If I'm reading this correctly you are saying with trans in neutral, the drive shaft will rotate about 1/8 of an inch.

Mine will rotate about 1/2"

I don't think it's a worn diff!
 
If I'm reading this correctly you are saying with trans in neutral, the drive shaft will rotate about 1/8 of an inch.

Mine will rotate about 1/2"

I don't think it's a worn diff!
The large diameter of the drive shaft, after the Ujoint at the trans, would move about a 1/4"
 
View attachment 1715680772
The car is running and still choked. What do you mean by the "pin setting"
According to that photo, yes the choke is still on and it's still on fast idle. Run the engine until the choke butterfly is open and rev the engine a bit to get it off fast idle. It should be at curb idle and not on the step of the fast idle cam. (the short adjusting screw) The long screw is the curb idle screw.
 
According to that photo, yes the choke is still on and it's still on fast idle. Run the engine until the choke butterfly is open and rev the engine a bit to get it off fast idle. It should be at curb idle and not on the step of the fast idle cam. (the short adjusting screw) The long screw is the curb idle screw.
Yes it is on curb idle now. Where should the slotted rod be located when at curb idle?
 
Yes it is on curb idle now. Where should the slotted rod be located when at curb idle?
The end of the slot should be at the pin to start with little or no drag. I would remove the return spring the clip and washer and try to slide the slotted arm off the pin. If it drags too much it's too tight and can cause firm or harsh upshifts. If it drags, slip it off and screw the end in and put it back on the pin. As I said, to start, the end of the slot should fit against the pin, no gap or tension. You can fine tune from there. Unscrewing the end will increase shift feel. Screwing it in will soften the shift. Only a turn or 2 at a time then test drive to see how it is.
 
I bet you can't open the carb all the way by hand, and you won't be able to push that slotted rod back any further. Take the slotted rod off the pin and turn it clockwise; shortening it; until you can open the carb all the way with the slotted rod installed.
 
The end of the slot should be at the pin to start with little or no drag. I would remove the return spring the clip and washer and try to slide the slotted arm off the pin. If it drags too much it's too tight and can cause firm or harsh upshifts. If it drags, slip it off and screw the end in and put it back on the pin. As I said, to start, the end of the slot should fit against the pin, no gap or tension. You can fine tune from there. Unscrewing the end will increase shift feel. Screwing it in will soften the shift. Only a turn or 2 at a time then test drive to see how it is.
This is without the return spring. So it is to loose and I need to get the right side (back) of the slotted arm just to the pin?

066.jpg
 
This is without the return spring. So it is to loose and I need to get the right side (back) of the slotted arm just to the pin?

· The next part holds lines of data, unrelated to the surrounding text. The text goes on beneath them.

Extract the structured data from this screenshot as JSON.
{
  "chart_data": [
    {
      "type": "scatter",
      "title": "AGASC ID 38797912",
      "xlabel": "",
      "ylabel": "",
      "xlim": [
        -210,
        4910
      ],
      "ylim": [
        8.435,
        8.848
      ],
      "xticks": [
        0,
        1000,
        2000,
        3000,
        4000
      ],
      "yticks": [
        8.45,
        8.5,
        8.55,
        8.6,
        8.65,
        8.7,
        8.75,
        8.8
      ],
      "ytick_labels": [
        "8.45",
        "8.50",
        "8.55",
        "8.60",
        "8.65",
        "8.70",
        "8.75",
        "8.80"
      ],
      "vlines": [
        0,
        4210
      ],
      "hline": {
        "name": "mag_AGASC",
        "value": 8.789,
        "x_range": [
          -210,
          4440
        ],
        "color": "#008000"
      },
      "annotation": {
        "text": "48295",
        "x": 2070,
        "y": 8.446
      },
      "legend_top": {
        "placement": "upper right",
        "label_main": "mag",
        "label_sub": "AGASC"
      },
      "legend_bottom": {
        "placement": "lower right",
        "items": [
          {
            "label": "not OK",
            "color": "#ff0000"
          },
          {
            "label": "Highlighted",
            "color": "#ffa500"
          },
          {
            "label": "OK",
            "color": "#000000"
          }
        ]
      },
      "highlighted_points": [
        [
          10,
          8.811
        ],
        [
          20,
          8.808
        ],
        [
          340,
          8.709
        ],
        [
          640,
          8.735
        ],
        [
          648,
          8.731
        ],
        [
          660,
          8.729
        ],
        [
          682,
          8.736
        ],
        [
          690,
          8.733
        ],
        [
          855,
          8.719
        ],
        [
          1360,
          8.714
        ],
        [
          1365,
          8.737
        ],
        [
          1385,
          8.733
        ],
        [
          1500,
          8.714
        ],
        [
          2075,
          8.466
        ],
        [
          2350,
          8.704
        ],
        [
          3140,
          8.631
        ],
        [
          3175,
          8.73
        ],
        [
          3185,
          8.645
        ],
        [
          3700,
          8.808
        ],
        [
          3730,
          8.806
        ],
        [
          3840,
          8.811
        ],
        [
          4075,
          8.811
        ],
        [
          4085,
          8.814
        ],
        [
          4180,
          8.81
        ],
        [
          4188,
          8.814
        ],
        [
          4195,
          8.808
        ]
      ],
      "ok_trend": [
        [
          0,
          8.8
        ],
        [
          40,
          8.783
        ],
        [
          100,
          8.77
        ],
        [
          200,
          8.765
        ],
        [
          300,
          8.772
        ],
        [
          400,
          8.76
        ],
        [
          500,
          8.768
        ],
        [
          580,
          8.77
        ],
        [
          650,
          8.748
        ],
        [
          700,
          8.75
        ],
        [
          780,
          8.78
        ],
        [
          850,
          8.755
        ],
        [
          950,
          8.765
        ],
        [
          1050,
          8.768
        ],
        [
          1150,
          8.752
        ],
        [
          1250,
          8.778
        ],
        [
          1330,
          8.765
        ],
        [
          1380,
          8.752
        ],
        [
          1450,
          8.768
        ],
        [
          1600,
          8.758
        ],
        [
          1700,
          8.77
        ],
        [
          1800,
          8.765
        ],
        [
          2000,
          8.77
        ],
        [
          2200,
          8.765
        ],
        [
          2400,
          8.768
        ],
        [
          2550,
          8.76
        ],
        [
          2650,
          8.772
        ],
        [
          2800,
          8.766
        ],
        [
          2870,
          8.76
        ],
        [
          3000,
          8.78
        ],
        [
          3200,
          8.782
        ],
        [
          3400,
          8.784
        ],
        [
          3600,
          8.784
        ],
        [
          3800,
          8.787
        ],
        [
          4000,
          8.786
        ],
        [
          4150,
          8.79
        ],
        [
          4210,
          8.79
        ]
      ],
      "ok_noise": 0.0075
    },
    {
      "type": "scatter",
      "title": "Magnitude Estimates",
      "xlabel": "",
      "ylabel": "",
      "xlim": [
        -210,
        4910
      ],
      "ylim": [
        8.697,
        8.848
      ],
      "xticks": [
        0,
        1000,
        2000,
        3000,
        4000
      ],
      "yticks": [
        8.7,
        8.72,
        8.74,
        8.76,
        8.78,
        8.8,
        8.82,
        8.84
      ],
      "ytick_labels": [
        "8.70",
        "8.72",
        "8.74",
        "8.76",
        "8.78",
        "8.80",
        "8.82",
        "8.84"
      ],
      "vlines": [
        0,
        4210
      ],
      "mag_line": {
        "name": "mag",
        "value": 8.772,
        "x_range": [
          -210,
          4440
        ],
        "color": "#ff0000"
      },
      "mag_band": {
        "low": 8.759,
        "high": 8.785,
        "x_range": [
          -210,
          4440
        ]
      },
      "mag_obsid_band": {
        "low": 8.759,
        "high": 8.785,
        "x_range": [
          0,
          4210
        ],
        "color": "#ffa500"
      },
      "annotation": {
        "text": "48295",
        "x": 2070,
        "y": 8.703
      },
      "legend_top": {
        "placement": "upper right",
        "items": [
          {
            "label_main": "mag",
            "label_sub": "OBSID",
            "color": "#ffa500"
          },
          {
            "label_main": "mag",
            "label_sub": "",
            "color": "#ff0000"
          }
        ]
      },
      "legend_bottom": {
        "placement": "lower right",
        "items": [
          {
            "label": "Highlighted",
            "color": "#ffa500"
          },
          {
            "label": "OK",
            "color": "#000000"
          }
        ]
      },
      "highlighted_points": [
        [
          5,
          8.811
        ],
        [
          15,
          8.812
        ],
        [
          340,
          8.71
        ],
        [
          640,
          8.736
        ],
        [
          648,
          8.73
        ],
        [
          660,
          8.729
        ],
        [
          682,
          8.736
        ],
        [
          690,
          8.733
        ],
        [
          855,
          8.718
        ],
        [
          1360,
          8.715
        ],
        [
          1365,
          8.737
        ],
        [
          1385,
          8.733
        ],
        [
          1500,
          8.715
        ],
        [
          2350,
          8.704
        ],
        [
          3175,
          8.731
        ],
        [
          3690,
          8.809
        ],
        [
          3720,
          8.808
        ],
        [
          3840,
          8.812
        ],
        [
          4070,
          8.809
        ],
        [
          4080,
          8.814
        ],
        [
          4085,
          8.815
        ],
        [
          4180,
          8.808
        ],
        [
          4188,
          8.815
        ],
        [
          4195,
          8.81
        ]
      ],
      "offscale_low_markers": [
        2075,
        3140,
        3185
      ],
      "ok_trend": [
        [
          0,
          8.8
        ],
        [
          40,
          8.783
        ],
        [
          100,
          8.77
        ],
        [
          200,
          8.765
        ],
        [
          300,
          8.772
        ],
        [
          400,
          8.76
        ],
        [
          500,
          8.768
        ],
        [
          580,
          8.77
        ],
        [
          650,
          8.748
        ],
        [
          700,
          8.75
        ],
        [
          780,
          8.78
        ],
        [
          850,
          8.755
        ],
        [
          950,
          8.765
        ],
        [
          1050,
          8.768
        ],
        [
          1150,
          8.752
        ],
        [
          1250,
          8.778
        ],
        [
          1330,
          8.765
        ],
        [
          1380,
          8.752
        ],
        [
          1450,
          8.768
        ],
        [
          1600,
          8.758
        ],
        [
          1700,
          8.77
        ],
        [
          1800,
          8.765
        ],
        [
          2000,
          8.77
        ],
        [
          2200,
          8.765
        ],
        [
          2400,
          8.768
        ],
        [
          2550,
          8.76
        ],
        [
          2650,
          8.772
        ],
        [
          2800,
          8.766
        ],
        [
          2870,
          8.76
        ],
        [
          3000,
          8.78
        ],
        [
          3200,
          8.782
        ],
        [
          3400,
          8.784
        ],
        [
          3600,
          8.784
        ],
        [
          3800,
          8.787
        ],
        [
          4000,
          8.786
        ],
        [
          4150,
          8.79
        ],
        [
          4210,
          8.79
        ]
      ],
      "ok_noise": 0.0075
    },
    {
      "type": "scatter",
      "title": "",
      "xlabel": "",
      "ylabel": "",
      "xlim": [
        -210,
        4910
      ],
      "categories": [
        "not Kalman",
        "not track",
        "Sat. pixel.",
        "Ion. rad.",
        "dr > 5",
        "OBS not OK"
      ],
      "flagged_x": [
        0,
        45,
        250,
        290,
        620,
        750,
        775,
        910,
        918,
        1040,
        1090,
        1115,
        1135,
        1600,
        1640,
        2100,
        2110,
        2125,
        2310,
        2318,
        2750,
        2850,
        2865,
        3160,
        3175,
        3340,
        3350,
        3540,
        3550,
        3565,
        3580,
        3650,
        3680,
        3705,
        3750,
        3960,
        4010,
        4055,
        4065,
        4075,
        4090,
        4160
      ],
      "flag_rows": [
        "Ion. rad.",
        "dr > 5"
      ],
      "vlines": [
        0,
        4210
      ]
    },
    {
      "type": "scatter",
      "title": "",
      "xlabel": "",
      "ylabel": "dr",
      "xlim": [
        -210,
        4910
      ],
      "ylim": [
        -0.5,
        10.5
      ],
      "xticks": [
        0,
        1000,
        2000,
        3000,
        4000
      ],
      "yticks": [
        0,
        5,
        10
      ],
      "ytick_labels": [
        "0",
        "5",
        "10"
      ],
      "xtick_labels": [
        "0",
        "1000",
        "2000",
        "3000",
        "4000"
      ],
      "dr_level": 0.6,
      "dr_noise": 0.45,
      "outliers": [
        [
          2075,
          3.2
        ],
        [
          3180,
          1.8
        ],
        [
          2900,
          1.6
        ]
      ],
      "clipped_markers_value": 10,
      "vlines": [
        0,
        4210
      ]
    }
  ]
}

View attachment 1715680848
Try unscrewing it to close the gap. When the throttle is wide open, the linkage should be at it's furthest position. You would need to jack the car up with stands underneath and have a helper to test it that way.
 
Try unscrewing it to close the gap. When the throttle is wide open, the linkage should be at it's furthest position. You would need to jack the car up with stands underneath and have a helper to test it that way.
No drag at all! You are so awesome. Thank you for all your help. Out for a test drive.

067.jpg
 
Try unscrewing it to close the gap. When the throttle is wide open, the linkage should be at it's furthest position. You would need to jack the car up with stands underneath and have a helper to test it that way.
Took it for a test drive and I like it shifting at a higher speed however, it is still shifting hard into 2nd.